A concerned teacher said: "Children are children and it is impossible to prevent them from entering the site.

"There is no fencing to prevent them entering when nobody is watching.

"Just this week, another teacher saw a pupil chewing on polystyrene he had picked up at the site."

The teacher said he suspected that the companies dumping waste at the property were paying the school.

He said: "I saw one of the teachers in the fund-raising committee being handed R1500 in cash by one of the truck drivers on April 10.

"Dumping takes place daily.

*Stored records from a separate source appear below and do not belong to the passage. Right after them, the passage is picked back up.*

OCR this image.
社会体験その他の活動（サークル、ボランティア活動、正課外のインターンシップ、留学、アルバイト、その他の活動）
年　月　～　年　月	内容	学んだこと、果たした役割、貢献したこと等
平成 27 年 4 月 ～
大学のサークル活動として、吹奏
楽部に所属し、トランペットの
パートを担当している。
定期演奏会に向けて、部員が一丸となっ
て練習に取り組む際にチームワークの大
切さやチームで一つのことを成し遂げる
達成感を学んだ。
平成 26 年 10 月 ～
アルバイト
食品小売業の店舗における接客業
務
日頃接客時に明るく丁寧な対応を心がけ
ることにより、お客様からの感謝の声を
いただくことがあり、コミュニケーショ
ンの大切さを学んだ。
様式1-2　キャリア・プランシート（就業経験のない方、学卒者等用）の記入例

We see different trucks coming up and down to dump all kinds of waste and rubble, but we know nothing about it."

The teacher said the school management - the principal, deputy principal and the heads of department - had failed to explain why there was a dumping site on school property or say whether the Gauteng department of education knew about it.

Principal Winston Lerumo said the provincial department was aware of the dumping ground.

But, when contacted by The Times, Gauteng education spokesman Charles Phahlane said the department officials would be sent to the school today to investigate.

"I cannot confirm whether the department knows of any such agreement or not, but we will investigate that fact as well."

City of Johannesburg spokesman Nkosinathi Nkabinde said an environmental health official would investigate .

"The [official] would then have to take corrective measures, which can include the restoring of the property to its natural state, removal of the waste to an approved landfill site and, if deemed necessary, legal action against the offenders and the owner of the property," Nkabinde said.

"Illegal dumping is mostly by contractors or service providers who want to escape landfill costs."